27d ago · Global · primary source: export.arxiv.org

Researchers have introduced a method to curb overconfidence in large language models without undercutting their ability to express confidence when correct, according to a paper posted to arXiv on June 2 [1]. The technique, called Probe-Conditioned Head Intervention (PCHI), operates at inference time. It uses a frozen probe to detect responses where the model is likely wrong but confident, then conditionally rescales the outputs of downstream attention heads during confidence generation [1]. Standard calibration methods often act globally, which can reduce unwarranted confidence but also erode warranted confidence on correct answers [1]. PCHI is designed to avoid that trade-off by intervening only when the probe flags a high risk of a wrong-yes response [1]. On the Qwen3-4B-Instruct model solving OpenMathInstruct problems with a structured binary confidence field, readout-token PCHI converted 82.2% of originally wrong-yes confidence readouts to “no” [1]. A joint intervention across upstream confidence-template tokens reduced the Expected Calibration Error (ECE) from 21.9% to 9.2% while damaging only 5.1% of originally correct-yes readouts [1]. The readout-token effect also appeared on Gemma3-4B, though the upstream interventions were weaker and more dependent on the specific mask used [1]. The work addresses a known limitation of large language models: they frequently express high confidence in incorrect answers [1]. By selectively suppressing verbalized overconfidence through conditionally applied internal intervention, the method partially decouples the suppression of unwarranted confidence from the loss of warranted confidence [1]. The paper does not include quotes from the authors.

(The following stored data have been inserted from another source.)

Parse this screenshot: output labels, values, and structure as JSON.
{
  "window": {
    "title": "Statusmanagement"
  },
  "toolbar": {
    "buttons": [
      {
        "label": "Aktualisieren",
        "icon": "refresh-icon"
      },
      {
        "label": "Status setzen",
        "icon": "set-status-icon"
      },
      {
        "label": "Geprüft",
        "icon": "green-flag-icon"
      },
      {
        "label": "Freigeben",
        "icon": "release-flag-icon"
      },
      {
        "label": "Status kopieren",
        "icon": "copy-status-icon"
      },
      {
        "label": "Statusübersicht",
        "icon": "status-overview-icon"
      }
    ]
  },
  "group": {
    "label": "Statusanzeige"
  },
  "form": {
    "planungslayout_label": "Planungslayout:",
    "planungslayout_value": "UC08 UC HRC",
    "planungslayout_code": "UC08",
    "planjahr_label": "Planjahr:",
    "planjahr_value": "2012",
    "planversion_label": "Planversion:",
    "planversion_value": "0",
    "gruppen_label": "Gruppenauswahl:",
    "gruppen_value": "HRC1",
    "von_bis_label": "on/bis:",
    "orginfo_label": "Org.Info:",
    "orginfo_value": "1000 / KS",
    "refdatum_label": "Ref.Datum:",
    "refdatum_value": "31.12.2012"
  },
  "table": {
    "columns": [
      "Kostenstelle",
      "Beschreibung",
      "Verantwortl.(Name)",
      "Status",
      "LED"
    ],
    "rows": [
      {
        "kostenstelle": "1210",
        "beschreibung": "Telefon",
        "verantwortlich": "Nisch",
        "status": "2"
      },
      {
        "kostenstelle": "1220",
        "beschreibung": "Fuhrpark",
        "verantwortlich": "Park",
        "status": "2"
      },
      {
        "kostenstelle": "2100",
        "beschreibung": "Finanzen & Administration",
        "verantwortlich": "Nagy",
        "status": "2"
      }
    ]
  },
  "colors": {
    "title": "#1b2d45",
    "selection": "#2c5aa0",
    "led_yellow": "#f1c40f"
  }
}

PCHI’s conditional approach differs from prior calibration techniques that apply uniform adjustments across all model outputs. The probe acts as a gate, leaving correct-yes responses largely intact while redirecting wrong-yes responses toward a “no” confidence readout [1]. The authors report that the intervention is applied only during confidence generation, leaving the underlying answer-generation process unchanged [1].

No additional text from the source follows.